MayorKingAI's speed-and-quality reply said Lite was surprising on speed and quality. AIwithSynthia's Pollo AI post called it the fastest and most cost-efficient option in the Nano Banana family for high-volume comparison visuals, product concepts, and social content.
Creator tool rollout
The first wave is less about a single app launch and more about distribution.
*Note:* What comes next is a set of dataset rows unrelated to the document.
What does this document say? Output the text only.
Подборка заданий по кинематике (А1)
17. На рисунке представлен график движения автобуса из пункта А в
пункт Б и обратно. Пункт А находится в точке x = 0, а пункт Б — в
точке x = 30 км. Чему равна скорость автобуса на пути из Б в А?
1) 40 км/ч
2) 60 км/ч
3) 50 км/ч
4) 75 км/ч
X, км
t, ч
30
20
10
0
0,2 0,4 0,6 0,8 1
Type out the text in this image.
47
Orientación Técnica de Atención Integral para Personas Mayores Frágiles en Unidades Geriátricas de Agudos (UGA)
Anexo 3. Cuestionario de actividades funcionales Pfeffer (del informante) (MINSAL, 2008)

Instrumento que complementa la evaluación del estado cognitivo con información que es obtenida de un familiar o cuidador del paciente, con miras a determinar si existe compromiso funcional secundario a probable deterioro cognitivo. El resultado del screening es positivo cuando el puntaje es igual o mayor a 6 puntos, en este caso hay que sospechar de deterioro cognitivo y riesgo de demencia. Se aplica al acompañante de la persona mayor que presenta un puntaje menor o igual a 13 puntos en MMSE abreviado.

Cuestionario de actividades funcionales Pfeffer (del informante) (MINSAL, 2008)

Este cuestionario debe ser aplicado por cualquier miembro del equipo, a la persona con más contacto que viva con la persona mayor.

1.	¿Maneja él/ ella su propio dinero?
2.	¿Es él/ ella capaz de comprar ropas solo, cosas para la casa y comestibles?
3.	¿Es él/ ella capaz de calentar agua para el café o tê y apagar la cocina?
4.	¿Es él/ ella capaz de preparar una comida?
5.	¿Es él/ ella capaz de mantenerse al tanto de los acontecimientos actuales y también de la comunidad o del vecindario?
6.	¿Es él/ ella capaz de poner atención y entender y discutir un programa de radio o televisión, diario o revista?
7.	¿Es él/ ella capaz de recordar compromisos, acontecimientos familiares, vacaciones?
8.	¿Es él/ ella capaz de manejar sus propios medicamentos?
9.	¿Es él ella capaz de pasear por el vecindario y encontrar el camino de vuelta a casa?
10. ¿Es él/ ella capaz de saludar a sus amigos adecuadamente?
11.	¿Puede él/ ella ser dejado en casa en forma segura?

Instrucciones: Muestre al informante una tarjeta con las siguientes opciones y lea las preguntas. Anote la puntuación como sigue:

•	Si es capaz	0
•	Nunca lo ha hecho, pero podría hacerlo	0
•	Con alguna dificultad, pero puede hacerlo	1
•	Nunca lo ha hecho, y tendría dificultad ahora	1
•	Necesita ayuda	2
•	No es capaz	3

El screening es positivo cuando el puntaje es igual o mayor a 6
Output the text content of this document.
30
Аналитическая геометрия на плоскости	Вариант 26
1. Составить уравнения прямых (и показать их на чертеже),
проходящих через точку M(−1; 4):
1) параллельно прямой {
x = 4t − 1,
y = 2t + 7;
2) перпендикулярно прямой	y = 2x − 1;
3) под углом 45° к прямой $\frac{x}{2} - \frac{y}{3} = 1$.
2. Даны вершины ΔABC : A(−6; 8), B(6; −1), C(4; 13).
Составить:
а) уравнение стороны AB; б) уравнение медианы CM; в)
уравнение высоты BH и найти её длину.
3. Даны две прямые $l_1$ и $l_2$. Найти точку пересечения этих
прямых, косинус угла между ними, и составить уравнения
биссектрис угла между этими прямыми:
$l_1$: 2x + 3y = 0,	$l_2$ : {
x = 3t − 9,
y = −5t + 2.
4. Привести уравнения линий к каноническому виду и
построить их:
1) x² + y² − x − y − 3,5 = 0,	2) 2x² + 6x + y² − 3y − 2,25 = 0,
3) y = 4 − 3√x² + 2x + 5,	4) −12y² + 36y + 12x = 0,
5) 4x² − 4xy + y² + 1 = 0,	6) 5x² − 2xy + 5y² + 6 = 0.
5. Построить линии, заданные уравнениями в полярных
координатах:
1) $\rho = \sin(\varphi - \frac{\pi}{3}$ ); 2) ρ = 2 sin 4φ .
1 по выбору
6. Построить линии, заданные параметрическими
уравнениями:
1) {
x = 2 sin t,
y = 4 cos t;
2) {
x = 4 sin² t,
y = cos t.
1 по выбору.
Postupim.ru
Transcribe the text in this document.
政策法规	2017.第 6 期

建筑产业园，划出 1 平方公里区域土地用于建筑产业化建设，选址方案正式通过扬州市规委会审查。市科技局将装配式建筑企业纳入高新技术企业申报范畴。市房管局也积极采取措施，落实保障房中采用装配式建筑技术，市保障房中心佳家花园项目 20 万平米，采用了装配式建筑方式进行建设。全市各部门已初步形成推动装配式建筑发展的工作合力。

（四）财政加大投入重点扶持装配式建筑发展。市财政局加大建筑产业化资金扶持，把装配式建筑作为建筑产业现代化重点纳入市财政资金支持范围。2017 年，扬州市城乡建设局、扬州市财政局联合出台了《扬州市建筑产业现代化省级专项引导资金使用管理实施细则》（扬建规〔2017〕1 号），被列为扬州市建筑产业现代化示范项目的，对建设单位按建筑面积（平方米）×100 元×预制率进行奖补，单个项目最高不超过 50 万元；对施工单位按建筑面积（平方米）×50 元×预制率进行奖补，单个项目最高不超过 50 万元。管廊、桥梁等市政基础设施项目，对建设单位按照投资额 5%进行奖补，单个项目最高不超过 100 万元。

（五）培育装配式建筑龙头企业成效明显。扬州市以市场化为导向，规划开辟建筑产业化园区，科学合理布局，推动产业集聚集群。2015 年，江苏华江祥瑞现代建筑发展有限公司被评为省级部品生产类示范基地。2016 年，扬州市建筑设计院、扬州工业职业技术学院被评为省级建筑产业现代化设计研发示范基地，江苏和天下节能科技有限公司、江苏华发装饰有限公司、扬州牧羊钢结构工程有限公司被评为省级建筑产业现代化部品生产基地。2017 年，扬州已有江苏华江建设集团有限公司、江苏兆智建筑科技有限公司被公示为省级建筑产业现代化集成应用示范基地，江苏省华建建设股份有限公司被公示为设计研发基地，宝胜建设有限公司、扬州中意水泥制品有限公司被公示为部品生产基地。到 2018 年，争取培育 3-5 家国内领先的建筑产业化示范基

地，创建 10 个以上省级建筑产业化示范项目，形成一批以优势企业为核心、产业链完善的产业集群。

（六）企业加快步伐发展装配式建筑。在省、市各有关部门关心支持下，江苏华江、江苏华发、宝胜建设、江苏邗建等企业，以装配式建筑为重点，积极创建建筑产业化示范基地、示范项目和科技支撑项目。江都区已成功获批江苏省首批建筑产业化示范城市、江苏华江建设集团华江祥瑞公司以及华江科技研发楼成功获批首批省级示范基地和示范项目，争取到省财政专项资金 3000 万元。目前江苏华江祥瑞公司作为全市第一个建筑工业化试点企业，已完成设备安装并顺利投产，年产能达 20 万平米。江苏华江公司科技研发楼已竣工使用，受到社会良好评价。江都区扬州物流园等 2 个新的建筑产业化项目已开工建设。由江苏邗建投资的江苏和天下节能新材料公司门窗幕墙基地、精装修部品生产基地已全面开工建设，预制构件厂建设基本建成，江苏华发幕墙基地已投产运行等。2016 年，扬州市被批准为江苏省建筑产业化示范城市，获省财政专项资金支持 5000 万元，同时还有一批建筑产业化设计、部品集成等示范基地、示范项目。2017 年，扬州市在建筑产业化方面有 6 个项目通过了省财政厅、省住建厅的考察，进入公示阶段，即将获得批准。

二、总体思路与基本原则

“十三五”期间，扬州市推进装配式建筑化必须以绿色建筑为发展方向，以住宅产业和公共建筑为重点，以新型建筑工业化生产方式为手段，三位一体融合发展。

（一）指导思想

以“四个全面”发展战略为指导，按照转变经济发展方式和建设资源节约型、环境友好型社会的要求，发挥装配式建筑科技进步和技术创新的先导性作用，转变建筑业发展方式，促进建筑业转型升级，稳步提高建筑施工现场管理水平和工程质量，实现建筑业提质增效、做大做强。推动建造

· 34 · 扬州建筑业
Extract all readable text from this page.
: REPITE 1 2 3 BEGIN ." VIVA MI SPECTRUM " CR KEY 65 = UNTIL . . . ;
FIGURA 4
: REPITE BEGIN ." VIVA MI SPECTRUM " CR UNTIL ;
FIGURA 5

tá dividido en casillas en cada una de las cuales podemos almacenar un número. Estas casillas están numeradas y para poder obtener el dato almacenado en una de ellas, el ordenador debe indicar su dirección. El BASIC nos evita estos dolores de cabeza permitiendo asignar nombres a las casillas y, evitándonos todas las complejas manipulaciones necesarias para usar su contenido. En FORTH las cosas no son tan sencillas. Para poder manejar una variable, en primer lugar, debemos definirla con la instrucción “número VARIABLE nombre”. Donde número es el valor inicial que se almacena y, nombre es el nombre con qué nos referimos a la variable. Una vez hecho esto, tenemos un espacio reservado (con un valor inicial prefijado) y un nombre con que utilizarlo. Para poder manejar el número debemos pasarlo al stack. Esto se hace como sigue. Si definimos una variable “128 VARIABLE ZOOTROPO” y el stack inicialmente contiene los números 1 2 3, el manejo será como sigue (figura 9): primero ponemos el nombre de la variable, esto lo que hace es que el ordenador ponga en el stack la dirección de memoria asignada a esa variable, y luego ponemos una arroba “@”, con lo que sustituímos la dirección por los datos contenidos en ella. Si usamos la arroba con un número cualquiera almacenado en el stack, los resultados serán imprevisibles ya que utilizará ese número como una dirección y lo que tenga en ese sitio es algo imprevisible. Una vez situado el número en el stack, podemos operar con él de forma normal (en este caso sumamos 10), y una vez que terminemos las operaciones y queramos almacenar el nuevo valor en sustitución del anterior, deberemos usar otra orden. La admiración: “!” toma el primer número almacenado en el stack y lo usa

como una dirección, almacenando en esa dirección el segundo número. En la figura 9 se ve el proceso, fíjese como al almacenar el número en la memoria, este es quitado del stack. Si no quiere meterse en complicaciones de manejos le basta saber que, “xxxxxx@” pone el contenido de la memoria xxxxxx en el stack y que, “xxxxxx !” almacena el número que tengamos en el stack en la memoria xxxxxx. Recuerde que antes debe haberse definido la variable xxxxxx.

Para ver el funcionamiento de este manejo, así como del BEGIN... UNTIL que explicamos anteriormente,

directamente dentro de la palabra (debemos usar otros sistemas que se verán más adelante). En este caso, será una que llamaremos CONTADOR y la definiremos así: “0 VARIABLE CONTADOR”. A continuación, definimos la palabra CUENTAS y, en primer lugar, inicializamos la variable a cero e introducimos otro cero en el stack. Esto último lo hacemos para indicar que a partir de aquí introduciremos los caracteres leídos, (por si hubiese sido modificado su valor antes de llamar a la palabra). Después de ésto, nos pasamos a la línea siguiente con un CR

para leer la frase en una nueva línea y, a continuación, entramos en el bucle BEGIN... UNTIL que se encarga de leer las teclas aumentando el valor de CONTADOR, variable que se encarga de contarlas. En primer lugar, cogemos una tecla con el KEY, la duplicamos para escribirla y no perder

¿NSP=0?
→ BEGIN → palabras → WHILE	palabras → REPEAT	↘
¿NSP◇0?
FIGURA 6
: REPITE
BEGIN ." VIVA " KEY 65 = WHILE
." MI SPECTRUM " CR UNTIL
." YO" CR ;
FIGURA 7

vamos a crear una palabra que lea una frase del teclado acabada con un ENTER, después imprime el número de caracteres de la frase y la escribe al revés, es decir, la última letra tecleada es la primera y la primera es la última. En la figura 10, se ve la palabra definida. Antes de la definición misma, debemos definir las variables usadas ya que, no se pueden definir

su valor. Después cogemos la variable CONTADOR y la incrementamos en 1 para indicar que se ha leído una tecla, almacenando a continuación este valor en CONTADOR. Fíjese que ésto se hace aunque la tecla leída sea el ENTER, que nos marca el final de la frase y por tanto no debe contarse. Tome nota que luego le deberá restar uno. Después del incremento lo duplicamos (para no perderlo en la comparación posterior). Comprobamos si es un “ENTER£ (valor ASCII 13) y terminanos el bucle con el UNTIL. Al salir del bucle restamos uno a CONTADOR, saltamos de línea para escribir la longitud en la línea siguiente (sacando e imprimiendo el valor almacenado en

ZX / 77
Nano Banana 2 Lite is already being wrapped into image, video, and design workflows.
- Leonardo: the Leonardo availability note says the model can create readable text, make precise edits, and use both image and text references.
- Pollo AI: AIwithSynthia's Pollo AI post says Nano Banana 2 Lite is available there with a 50% off promotion.
- Magnific: Magnific's unlimited post says Nano Banana 2 Lite is unlimited on Magnific and frames the wait time at 5 seconds.
- Weave: Figma Weave's post says Nano Banana 2 Lite and Gemini Omni Flash landed in Weave with 50% off the first month for eligible plans.
Magnific also published a three-step story workflow in its tutorial post: generate the first image with Nano Banana 2 Lite, go to Edit and Variations, then add the storyboard as a reference on Seedance 2.0 4K.
Promptsref’s style map
Promptsref is positioning the model inside a larger prompt-discovery system, not as a standalone generator. underwoodxie96's Promptsref note says the site has collected over 10,000 prompts and uses AI algorithms to connect similar styles, characters, scenes, and use cases.
The site's SREF feed gives that library a style index:
- promptsref's retro neon cartoon post highlights
--sref 2113922359 --v 8.1 --sv 6for vintage animation shapes, neon palettes, grotesque fairy-tale characters, music posters, indie game art, and brand visuals. - promptsref's neon doodle post highlights
--sref 3868059321 --v 8.1 --sv6for editorial photos covered in candy-colored marker lines, graffiti symbols, and pop-art overlays.
The useful combination is a searchable prompt atlas plus a cheap renderer. For creators who already collect SREFs, camera recipes, and negative prompts, Nano Banana Lite gives Promptsref a low-cost way to turn browsing into rapid output testing.